Let's take this hypothetical code for instance:
```{r}
dataset_custom <- function(top, dataset, variable) {
{{dataset}} %>%
count({{variable}}) %>%
top_n(top, n) %>%
arrange(-n) %>%
left_join({{dataset}}, by = "{{variable}}")
}
```
I know this will return an error when I try to run (say) dataset_custom(5, dataset, variable)
because of the by = "{{variable}}"
in left_join. How do I get around this issue?
I know that when you left join and you want to join it by a particular variable, you do by = "variable"
where variable
has quotations around it, but how do I do it when I write it as a function and I want the stuff in the quotations to change as depending on the input to the function I'm trying to create?
Thank you!
It is useful if you provide some toy data, like the one found in the example of ?left_join
. Note that left_join(df1, df1)
is just df1
. Instead, we can use a 2nd data argument.
df1 <- tibble(x = 1:3, y = c("a", "a", "b"))
df2 <- tibble(x = c(1, 1, 2), z = c("first", "second", "third"))

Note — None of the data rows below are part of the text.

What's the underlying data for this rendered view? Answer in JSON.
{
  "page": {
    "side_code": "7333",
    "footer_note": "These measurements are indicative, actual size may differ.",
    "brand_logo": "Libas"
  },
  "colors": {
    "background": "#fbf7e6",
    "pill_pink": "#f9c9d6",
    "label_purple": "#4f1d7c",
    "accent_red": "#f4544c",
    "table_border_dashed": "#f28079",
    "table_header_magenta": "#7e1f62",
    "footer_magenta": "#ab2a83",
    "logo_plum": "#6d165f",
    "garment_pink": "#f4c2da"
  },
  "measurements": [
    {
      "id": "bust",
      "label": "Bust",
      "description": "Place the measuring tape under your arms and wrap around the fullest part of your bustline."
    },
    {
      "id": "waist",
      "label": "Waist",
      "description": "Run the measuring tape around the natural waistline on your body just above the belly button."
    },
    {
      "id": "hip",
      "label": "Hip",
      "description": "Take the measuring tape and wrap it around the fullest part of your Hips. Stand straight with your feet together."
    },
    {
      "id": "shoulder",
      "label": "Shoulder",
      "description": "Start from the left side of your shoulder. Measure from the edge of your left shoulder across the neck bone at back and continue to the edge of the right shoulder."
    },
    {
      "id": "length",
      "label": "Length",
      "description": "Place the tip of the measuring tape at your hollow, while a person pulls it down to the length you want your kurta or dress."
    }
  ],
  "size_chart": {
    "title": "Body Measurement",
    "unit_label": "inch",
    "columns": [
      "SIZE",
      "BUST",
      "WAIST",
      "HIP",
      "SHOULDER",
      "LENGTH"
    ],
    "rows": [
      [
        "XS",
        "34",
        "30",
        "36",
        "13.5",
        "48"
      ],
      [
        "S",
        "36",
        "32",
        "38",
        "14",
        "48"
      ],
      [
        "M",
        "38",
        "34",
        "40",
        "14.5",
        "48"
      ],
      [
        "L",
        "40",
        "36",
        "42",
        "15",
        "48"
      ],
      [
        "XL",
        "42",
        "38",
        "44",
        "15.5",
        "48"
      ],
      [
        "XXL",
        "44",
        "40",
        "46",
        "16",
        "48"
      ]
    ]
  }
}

df1 %>% left_join(df2, by = "x")
f <- function(data, data2, variable) {
var <- deparse(substitute(variable))
data %>%
count({{ variable }}) %>%
arrange(-n) %>%
left_join(data2, by = var)
}
f(df1, df2, x)
x n z
<dbl> <int> <chr>
1 1 1 first
2 1 1 second
3 2 1 third
4 3 1 NA
# and
f(df2, df1, x)
x n y
<dbl> <int> <chr>
1 1 2 a
2 2 1 a
for this to work we need to use defusing operations so that the input is evaluated correctly. Figuratively speaking, using {{ }}
as the by
argument is like using a hammer instead of sandpaper for polishing things - it is a forcing operation where none should happen.